De acordo com o portal g1, dados do Portal da Transparência revelam que a desembargadora recebeu R$ 1.024.114,30 líquidos em 2025. Em março de 2026, o valor bruto foi de R$ 117 mil, com aproximadamente R$ 91 mil líquidos.

Confira a nota na íntegra:

A Ordem dos Advogados do Brasil - Seção Pará (OAB-PA) se manifesta a respeito das declarações recentes da desembargadora Eva do Amaral Coelho, proferidas durante sessão da 3ª Turma de Direito Penal do Tribunal de Justiça do Estado do Pará (TJPA).

A OAB-PA ressalta, inicialmente, o reconhecimento à trajetória da magistrada, marcada por décadas de atuação no sistema de Justiça, bem como sua contribuição técnica ao longo dos anos. O respeito à história e ao papel institucional desempenhado pela desembargadora é inegociável.

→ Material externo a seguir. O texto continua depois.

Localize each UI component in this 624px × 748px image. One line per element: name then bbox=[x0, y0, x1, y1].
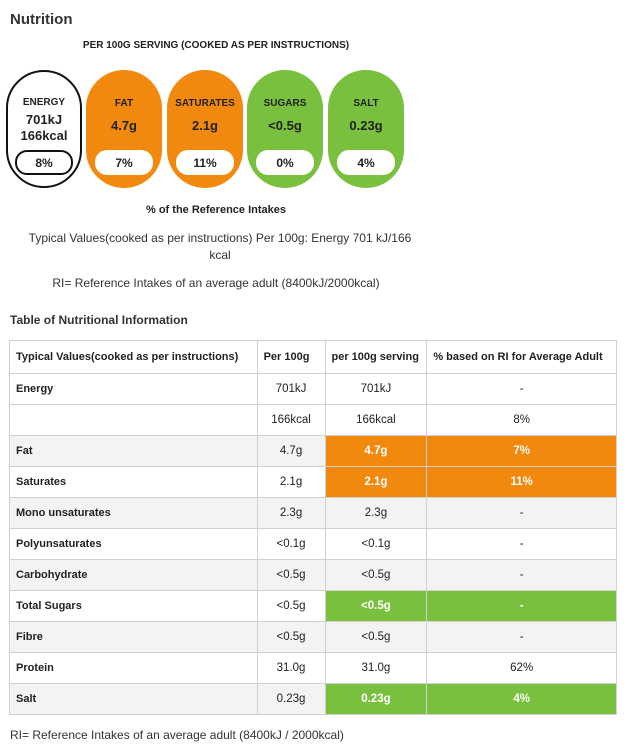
lozenge-value-kcal: 166kcal bbox=[20, 128, 68, 143]
header-ri-percent: % based on RI for Average Adult bbox=[426, 340, 617, 374]
cell-ri: 11% bbox=[426, 466, 617, 498]
cell-ri: - bbox=[426, 621, 617, 653]
table-row: Saturates 2.1g 2.1g 11% bbox=[9, 466, 617, 498]
table-row: Fat 4.7g 4.7g 7% bbox=[9, 435, 617, 467]
cell-ri: - bbox=[426, 590, 617, 622]
table-row: Mono unsaturates 2.3g 2.3g - bbox=[9, 497, 617, 529]
lozenge-name: SALT bbox=[353, 98, 379, 109]
lozenge-name: SATURATES bbox=[175, 98, 235, 109]
table-row: Salt 0.23g 0.23g 4% bbox=[9, 683, 617, 715]
table-header-row: Typical Values(cooked as per instruction… bbox=[9, 340, 617, 374]
row-label: Energy bbox=[9, 373, 258, 405]
lozenge-energy: ENERGY 701kJ 166kcal 8% bbox=[6, 70, 82, 188]
row-label: Protein bbox=[9, 652, 258, 684]
row-label: Fibre bbox=[9, 621, 258, 653]
lozenge-name: ENERGY bbox=[22, 97, 66, 108]
ri-note: RI= Reference Intakes of an average adul… bbox=[52, 276, 380, 290]
cell-per-100g: 0.23g bbox=[256, 683, 326, 715]
cell-per-100g: <0.5g bbox=[256, 621, 326, 653]
cell-per-100g: 4.7g bbox=[256, 435, 326, 467]
cell-per-100g: 166kcal bbox=[256, 404, 326, 436]
cell-per-100g: 2.3g bbox=[256, 497, 326, 529]
row-label: Polyunsaturates bbox=[9, 528, 258, 560]
lozenge-value: 0.23g bbox=[349, 118, 383, 133]
cell-per-serving: <0.5g bbox=[324, 559, 428, 591]
lozenge-percent: 0% bbox=[256, 150, 314, 175]
row-label: Fat bbox=[9, 435, 258, 467]
cell-per-100g: 701kJ bbox=[256, 373, 326, 405]
cell-ri: 62% bbox=[426, 652, 617, 684]
table-row: Total Sugars <0.5g <0.5g - bbox=[9, 590, 617, 622]
cell-per-100g: 2.1g bbox=[256, 466, 326, 498]
row-label: Mono unsaturates bbox=[9, 497, 258, 529]
cell-per-100g: <0.5g bbox=[256, 559, 326, 591]
lozenge-sugars: SUGARS <0.5g 0% bbox=[247, 70, 323, 188]
header-per-100g: Per 100g bbox=[256, 340, 326, 374]
cell-per-serving: <0.5g bbox=[324, 590, 428, 622]
cell-ri: 8% bbox=[426, 404, 617, 436]
traffic-light-lozenges: ENERGY 701kJ 166kcal 8% FAT 4.7g 7% SATU… bbox=[6, 70, 408, 188]
table-row: Fibre <0.5g <0.5g - bbox=[9, 621, 617, 653]
lozenge-value: 2.1g bbox=[191, 118, 218, 133]
cell-ri: 4% bbox=[426, 683, 617, 715]
cell-ri: 7% bbox=[426, 435, 617, 467]
cell-ri: - bbox=[426, 528, 617, 560]
cell-ri: - bbox=[426, 559, 617, 591]
table-title: Table of Nutritional Information bbox=[10, 313, 188, 327]
header-typical-values: Typical Values(cooked as per instruction… bbox=[9, 340, 258, 374]
row-label: Salt bbox=[9, 683, 258, 715]
cell-per-serving: 166kcal bbox=[324, 404, 428, 436]
row-label: Carbohydrate bbox=[9, 559, 258, 591]
row-label: Saturates bbox=[9, 466, 258, 498]
lozenge-percent: 11% bbox=[176, 150, 234, 175]
cell-ri: - bbox=[426, 373, 617, 405]
lozenge-value: 701kJ bbox=[25, 112, 63, 127]
lozenge-percent: 4% bbox=[337, 150, 395, 175]
lozenge-name: SUGARS bbox=[263, 98, 307, 109]
row-label bbox=[9, 404, 258, 436]
lozenge-salt: SALT 0.23g 4% bbox=[328, 70, 404, 188]
cell-per-serving: 2.1g bbox=[324, 466, 428, 498]
cell-per-serving: 2.3g bbox=[324, 497, 428, 529]
cell-ri: - bbox=[426, 497, 617, 529]
cell-per-serving: 0.23g bbox=[324, 683, 428, 715]
lozenge-name: FAT bbox=[114, 98, 134, 109]
lozenge-value: <0.5g bbox=[268, 118, 302, 133]
footer-ri-note: RI= Reference Intakes of an average adul… bbox=[10, 728, 344, 742]
lozenge-value: 4.7g bbox=[110, 118, 137, 133]
typical-values-text: Typical Values(cooked as per instruction… bbox=[28, 231, 412, 262]
header-per-serving: per 100g serving bbox=[324, 340, 428, 374]
nutrition-title: Nutrition bbox=[10, 11, 73, 28]
cell-per-100g: <0.1g bbox=[256, 528, 326, 560]
cell-per-serving: <0.1g bbox=[324, 528, 428, 560]
cell-per-serving: 31.0g bbox=[324, 652, 428, 684]
table-row: Carbohydrate <0.5g <0.5g - bbox=[9, 559, 617, 591]
ri-caption: % of the Reference Intakes bbox=[146, 204, 286, 216]
cell-per-serving: 701kJ bbox=[324, 373, 428, 405]
cell-per-100g: <0.5g bbox=[256, 590, 326, 622]
lozenge-percent: 8% bbox=[15, 150, 73, 175]
serving-header: PER 100G SERVING (COOKED AS PER INSTRUCT… bbox=[82, 40, 350, 51]
lozenge-saturates: SATURATES 2.1g 11% bbox=[167, 70, 243, 188]
table-row: Energy 701kJ 701kJ - bbox=[9, 373, 617, 405]
cell-per-serving: 4.7g bbox=[324, 435, 428, 467]
cell-per-100g: 31.0g bbox=[256, 652, 326, 684]
nutrition-table: Typical Values(cooked as per instruction… bbox=[9, 340, 617, 715]
table-row: Protein 31.0g 31.0g 62% bbox=[9, 652, 617, 684]
table-row: 166kcal 166kcal 8% bbox=[9, 404, 617, 436]
cell-per-serving: <0.5g bbox=[324, 621, 428, 653]
lozenge-fat: FAT 4.7g 7% bbox=[86, 70, 162, 188]
table-row: Polyunsaturates <0.1g <0.1g - bbox=[9, 528, 617, 560]
row-label: Total Sugars bbox=[9, 590, 258, 622]
lozenge-percent: 7% bbox=[95, 150, 153, 175]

Entretanto, a Seccional avalia que a manifestação merecia maior cuidado, dada a importância da magistrada e de sua relevânciano debate público. Ao recorrer a comparações que banalizam pautas extremamente sensíveis, como o combate ao trabalho análogo à escravidão, ignora-se uma realidade grave, que atinge milhares de pessoas em condições degradantes e que exige tratamento responsável e cuidadoso.

Também causa preocupação o fato de que a fala, ao mencionar dificuldades financeiras na carreira, possa transmitir à sociedade uma percepção de desconexão com a realidade vivida pela grande maioria da população brasileira. Ainda que se reconheça a relevância da função e a legitimidade da valorização da magistratura - inclusive considerando trajetórias consolidadas como a da própria desembargadora - é fundamental que haja sensibilidade e consciência em relação ao cenário econômico e social do país.

A OAB-PA reafirma seu compromisso com a defesa das instituições e entende que o tema da valorização da carreira na magistratura é legítimo e necessário, mas também entende que esse debate deve ser conduzido com responsabilidade, equilíbrio e atenção ao impacto social das declarações públicas, as quais podem levar a um distanciamento das instituições de Justiça com a própria sociedade.